Magna Carta and the Law

Magna Carta is such a fellow, that he will have no sovereign
E. Coke, House of Commons, 1628


In Magna Carta King John agreed to a series of regulations of his rights under feudal custom, largely as they affected large landholders of Britain. In 1215 Magna Carta did not offer the protection of law to all the king’s subjects, but within a few years it was being quoted in individual actions in courts and in petitions, as a defence of the rights of all against tyranny.

The reiteration of Magna Carta in the statute books indicates its significance in the popular mind as law which guarded against unjust power. Here was a written record of the oaths of kings, which did not rely on the hearsay of spoken words long gone, that could be kept and reaffirmed in protection against the assumption of arbitrary powers.

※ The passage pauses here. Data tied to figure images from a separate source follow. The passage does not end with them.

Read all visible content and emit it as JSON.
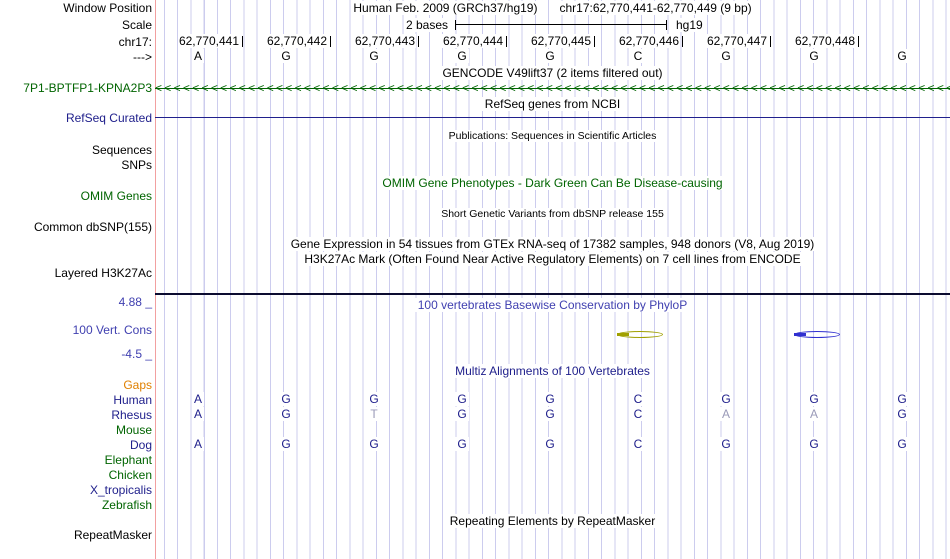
{
  "palette": {
    "track_green": "#006400",
    "track_navy": "#20208c",
    "header_blue": "#4040b0",
    "gaps_orange": "#e08000",
    "dim_base": "#9a9ab8",
    "gridline": "#ccccee",
    "gutter_divider_pink": "#f2a0a0",
    "phylop_item_olive": "#a0a000",
    "phylop_item_blue": "#3030d0"
  },
  "title": {
    "assembly": "Human Feb. 2009 (GRCh37/hg19)",
    "position": "chr17:62,770,441-62,770,449 (9 bp)"
  },
  "gutter": {
    "window_position": "Window Position",
    "scale": "Scale",
    "chrom": "chr17:",
    "direction": "--->",
    "gene_name": "7P1-BPTFP1-KPNA2P3",
    "refseq_curated": "RefSeq Curated",
    "sequences": "Sequences",
    "snps": "SNPs",
    "omim_genes": "OMIM Genes",
    "common_dbsnp": "Common dbSNP(155)",
    "layered_h3k27ac": "Layered H3K27Ac",
    "cons_max": "4.88 _",
    "cons_label": "100 Vert. Cons",
    "cons_min": "-4.5 _",
    "repeatmasker": "RepeatMasker"
  },
  "scale_bar": {
    "label": "2 bases",
    "assembly": "hg19"
  },
  "ruler": {
    "positions": [
      "62,770,441",
      "62,770,442",
      "62,770,443",
      "62,770,444",
      "62,770,445",
      "62,770,446",
      "62,770,447",
      "62,770,448"
    ],
    "bases": [
      "A",
      "G",
      "G",
      "G",
      "G",
      "C",
      "G",
      "G",
      "G"
    ]
  },
  "headers": {
    "gencode": "GENCODE V49lift37 (2 items filtered out)",
    "refseq": "RefSeq genes from NCBI",
    "publications": "Publications: Sequences in Scientific Articles",
    "omim": "OMIM Gene Phenotypes - Dark Green Can Be Disease-causing",
    "dbsnp": "Short Genetic Variants from dbSNP release 155",
    "gtex": "Gene Expression in 54 tissues from GTEx RNA-seq of 17382 samples, 948 donors (V8, Aug 2019)",
    "h3k27ac": "H3K27Ac Mark (Often Found Near Active Regulatory Elements) on 7 cell lines from ENCODE",
    "phylop": "100 vertebrates Basewise Conservation by PhyloP",
    "multiz": "Multiz Alignments of 100 Vertebrates",
    "repeatmasker": "Repeating Elements by RepeatMasker"
  },
  "gene_track": {
    "strand_char": "<",
    "arrow_repeat": 90
  },
  "multiz": {
    "species": [
      {
        "label": "Gaps",
        "color": "orange"
      },
      {
        "label": "Human",
        "color": "navy",
        "bases": [
          "A",
          "G",
          "G",
          "G",
          "G",
          "C",
          "G",
          "G",
          "G"
        ],
        "dim": [
          0,
          0,
          0,
          0,
          0,
          0,
          0,
          0,
          0
        ]
      },
      {
        "label": "Rhesus",
        "color": "navy",
        "bases": [
          "A",
          "G",
          "T",
          "G",
          "G",
          "C",
          "A",
          "A",
          "G"
        ],
        "dim": [
          0,
          0,
          1,
          0,
          0,
          0,
          1,
          1,
          0
        ]
      },
      {
        "label": "Mouse",
        "color": "green"
      },
      {
        "label": "Dog",
        "color": "navy",
        "bases": [
          "A",
          "G",
          "G",
          "G",
          "G",
          "C",
          "G",
          "G",
          "G"
        ],
        "dim": [
          0,
          0,
          0,
          0,
          0,
          0,
          0,
          0,
          0
        ]
      },
      {
        "label": "Elephant",
        "color": "green"
      },
      {
        "label": "Chicken",
        "color": "green"
      },
      {
        "label": "X_tropicalis",
        "color": "navy"
      },
      {
        "label": "Zebrafish",
        "color": "green"
      }
    ]
  }
}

Magna Carta came to be seen as a law of laws, and a measure of the legality of all other laws. The king’s promise, in the most famous provisions, of access to justice, was interpreted in the seventeenth century as a fundamental protection of the personal liberties of all subjects, inherent and immutable.

Echoes of Magna Carta can be seen in the US Bill of Rights within the American Constitution.

No freeman is to be taken or imprisoned or disseised of his free tenement or of his liberties or free customs, or outlawed or exiled or in any way ruined, nor will we go against such a man or send against him save by lawful judgment of his peers or by the law of the land.

Magna Carta, chapter 29, 1297 

No person shall be … deprived of life, liberty or property without due process of law …

Fifth Amendment of the Constitution of the United States of America

Its influence can also be discerned in modern documents such as the UN Universal Declaration of Human Rights.


As a statute of the realm from 1297, Magna Carta officially became part of British law, to be referred to, interpreted and quoted in the courts and in parliaments of Britain and of countries that have adopted British law, including Australia.

Confirmation of Magna Carta, fifteenth century statute book. © The British Library Board, Lansdowne 464, f.32

Confirmation of Magna Carta, fifteenth century statute book. © The British Library Board, Lansdowne 464, f.32

Victoria, Queensland, New South Wales and the Australian Capital Territory legislated to take in selected imperial legislation, including chapter 29 of the Magna Carta. In Western Australia, South Australia, Tasmania and the Northern Territory, most chapters are in force.

Magna Carta is much quoted by Australians when they are representing themselves in court cases.